Longest-running West End Shows

WickedWicked: The Untold Story Of The Wizard Of Oz
10 years 
You know the story of the Wizard of Oz, but have you ever wondered what made the Wicked Witch of the West so bad? Wicked: The Untold Story of the Witches of Oz takes you back in time to a sorcery school where the popular, blonde Glinda (Suzie Mathers) strikes up an unlikely friendship with the dowdy Elphaba (Rachel Tucker), who is singled out because her skin is green.

Now in its 10th year, Wicked at the Apollo Victoria Theatre has won a host of gongs: Olivier, Grammy and Tony Awards. When you watch it, you’ll see why – it has elaborate costumes and jokes all the family can appreciate. One example is the comical tune, Popular, sung by Glinda as she gives her pal an unwanted makeover. But the real highlight is when the wicked witch belts out Defying Gravity from the rafters. 

The Lion KingThe Lion King
17 years
Follow Simba, an innocent lion cub, as he grows into his role as king of his pride in the African desert in Disney’s The Lion King. Fast and colourful, this vibrant musical comes alive with elaborate masks, body paint and dancing. The show’s world premiere was in Minneapolis, USA, in 1997, and it opened 
at the Lyceum Theatre in London in 1999 – so this year the show celebrates its 17th birthday.

Audiences have been wowed by African rhythms, drumming and shadow and hand-held puppetry since it began. Over 80 million people worldwide have watched African animals strutting, leaping and dancing to well-known hits such as Can You Feel the Love Tonight? Samoan-Kiwi Nicholas Afoa, who stars as Simba, says: ‘Music is a huge part of Samoan culture. When I was cast, the directors said: “Bring your culture to the role and be you.”’ 

Mamma Mia! 
18 years
Mamma Mia! opened at the Prince Edward Theatre in London in 1999, so it is now in its 18th year. The musical transferred to the Prince of Wales Theatre in 2004, and in August 2007 it became the theatre’s longest running show after 1,327 performances at the venue. It moved to the Novello Theatre in 2012. Since its premiere, the musical has made more than £300 million and been seen by more than eight million people in London, in over 7,000 performances.

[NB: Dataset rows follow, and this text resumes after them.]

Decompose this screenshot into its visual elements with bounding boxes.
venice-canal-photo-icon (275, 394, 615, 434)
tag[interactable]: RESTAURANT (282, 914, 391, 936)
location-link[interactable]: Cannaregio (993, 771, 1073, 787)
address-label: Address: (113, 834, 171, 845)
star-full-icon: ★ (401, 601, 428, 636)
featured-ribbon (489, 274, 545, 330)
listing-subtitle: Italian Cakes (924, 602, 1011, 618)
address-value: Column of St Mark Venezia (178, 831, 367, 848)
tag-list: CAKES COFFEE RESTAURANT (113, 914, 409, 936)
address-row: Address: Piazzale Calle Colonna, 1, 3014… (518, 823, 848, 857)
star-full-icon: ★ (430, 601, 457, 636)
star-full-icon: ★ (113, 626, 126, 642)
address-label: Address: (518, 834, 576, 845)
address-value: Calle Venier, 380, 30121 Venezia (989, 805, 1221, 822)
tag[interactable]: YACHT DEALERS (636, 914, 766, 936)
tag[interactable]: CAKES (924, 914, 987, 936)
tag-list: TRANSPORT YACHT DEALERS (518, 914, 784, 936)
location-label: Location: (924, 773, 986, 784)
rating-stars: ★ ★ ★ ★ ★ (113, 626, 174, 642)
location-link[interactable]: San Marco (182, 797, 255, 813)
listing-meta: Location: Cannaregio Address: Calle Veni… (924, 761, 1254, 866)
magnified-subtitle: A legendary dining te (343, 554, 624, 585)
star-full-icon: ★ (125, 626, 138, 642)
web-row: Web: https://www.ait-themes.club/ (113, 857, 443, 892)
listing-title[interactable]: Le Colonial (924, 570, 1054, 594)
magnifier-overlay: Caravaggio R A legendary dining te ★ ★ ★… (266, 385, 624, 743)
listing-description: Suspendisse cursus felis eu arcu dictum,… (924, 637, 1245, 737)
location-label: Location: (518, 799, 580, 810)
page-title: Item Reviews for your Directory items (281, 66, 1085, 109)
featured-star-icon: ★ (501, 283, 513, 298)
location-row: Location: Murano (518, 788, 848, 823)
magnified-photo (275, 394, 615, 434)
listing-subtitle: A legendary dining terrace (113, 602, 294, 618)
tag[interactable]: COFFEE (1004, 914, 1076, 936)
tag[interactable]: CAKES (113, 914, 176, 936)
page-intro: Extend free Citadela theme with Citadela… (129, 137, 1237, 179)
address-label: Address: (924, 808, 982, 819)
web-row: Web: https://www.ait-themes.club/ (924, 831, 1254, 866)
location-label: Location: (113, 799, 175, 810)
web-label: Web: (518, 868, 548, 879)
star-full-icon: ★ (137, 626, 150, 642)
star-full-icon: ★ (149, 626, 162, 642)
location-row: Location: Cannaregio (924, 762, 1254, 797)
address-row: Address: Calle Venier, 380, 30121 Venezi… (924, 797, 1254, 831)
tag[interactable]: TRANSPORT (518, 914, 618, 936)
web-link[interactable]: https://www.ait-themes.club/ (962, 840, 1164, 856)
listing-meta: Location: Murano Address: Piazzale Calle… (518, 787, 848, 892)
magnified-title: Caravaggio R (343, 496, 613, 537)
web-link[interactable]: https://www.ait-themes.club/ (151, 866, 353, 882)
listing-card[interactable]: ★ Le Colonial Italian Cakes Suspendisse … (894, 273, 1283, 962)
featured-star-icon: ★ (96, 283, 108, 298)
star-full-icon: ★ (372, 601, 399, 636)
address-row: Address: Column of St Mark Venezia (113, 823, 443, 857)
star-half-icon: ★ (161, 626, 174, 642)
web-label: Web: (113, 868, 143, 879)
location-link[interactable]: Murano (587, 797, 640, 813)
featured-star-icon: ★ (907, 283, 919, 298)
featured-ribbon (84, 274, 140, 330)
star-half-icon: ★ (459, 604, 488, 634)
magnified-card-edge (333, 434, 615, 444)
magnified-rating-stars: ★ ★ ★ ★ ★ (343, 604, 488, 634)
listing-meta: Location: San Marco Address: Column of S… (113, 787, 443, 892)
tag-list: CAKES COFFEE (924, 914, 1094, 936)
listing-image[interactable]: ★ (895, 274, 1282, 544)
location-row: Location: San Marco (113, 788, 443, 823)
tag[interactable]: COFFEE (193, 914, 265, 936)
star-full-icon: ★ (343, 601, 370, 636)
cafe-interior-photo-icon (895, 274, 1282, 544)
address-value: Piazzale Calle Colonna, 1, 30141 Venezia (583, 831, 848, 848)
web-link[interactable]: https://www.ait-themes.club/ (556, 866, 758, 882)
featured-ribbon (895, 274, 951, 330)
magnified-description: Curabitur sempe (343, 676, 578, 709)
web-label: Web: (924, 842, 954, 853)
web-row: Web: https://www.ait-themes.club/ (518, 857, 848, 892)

One of the greatest jukebox musicals of all time, it is much loved for its Abba soundtrack – including Dancing Queen, Super Trouper and The Winner Takes It All. Benny Andersson and Björn Ulvaeus, members of ABBA, were involved in the development of the show. The romantic comedy is set on a Greek island shortly before Sophie’s (Sanne den Besten) wedding. But when she reads her mother’s diary and discovers three men could be her father, she’s determined to track them down and invite them all. But what will her mother make of that? 

The Phantom Of The Opera 
30 years 
Next month, The Phantom of the Opera celebrates its 30th birthday at Her Majesty’s Theatre. The original production opened in 1986 starring Michael Crawford as the Phantom, a mysterious masked figure. Shunned by society, he falls in love with Christine, a young woman acting in a theatrical opera.

In 2013, 
The Phantom of the Opera became the longest running show in Broadway, playing for 25 years. It has been seen by 140 million people, in 35 countries and 164 cities. Ben Forster plays the Phantom in the current West End show. Don’t miss it – the scene with the boat in the cave is incredible!

Les Misérables 
31 years
Based on the novel of the same name, Les Misérables wins gold for being the longest running musical in the world – the London production celebrated its 30th birthday in 2015. The musical follows the criminal Jean Valjean, who is hunted for decades by police officer Javert after he breaks his parole.

When Valjean’s luck changes and he becomes responsible for a factory, he agrees to look after the daughter of Fantine, one of his employees. The show opened in London at the Barbican Theatre in 1985, transferring to the Palace Theatre that December and to its current home at the Queen’s Theatre in 2004. The production has now been seen by 70 million people in 44 countries and 349 cities, and has been translated into 22 languages. Don’t forget your tissues, as you may need them for Fantine’s I Dreamed a Dream.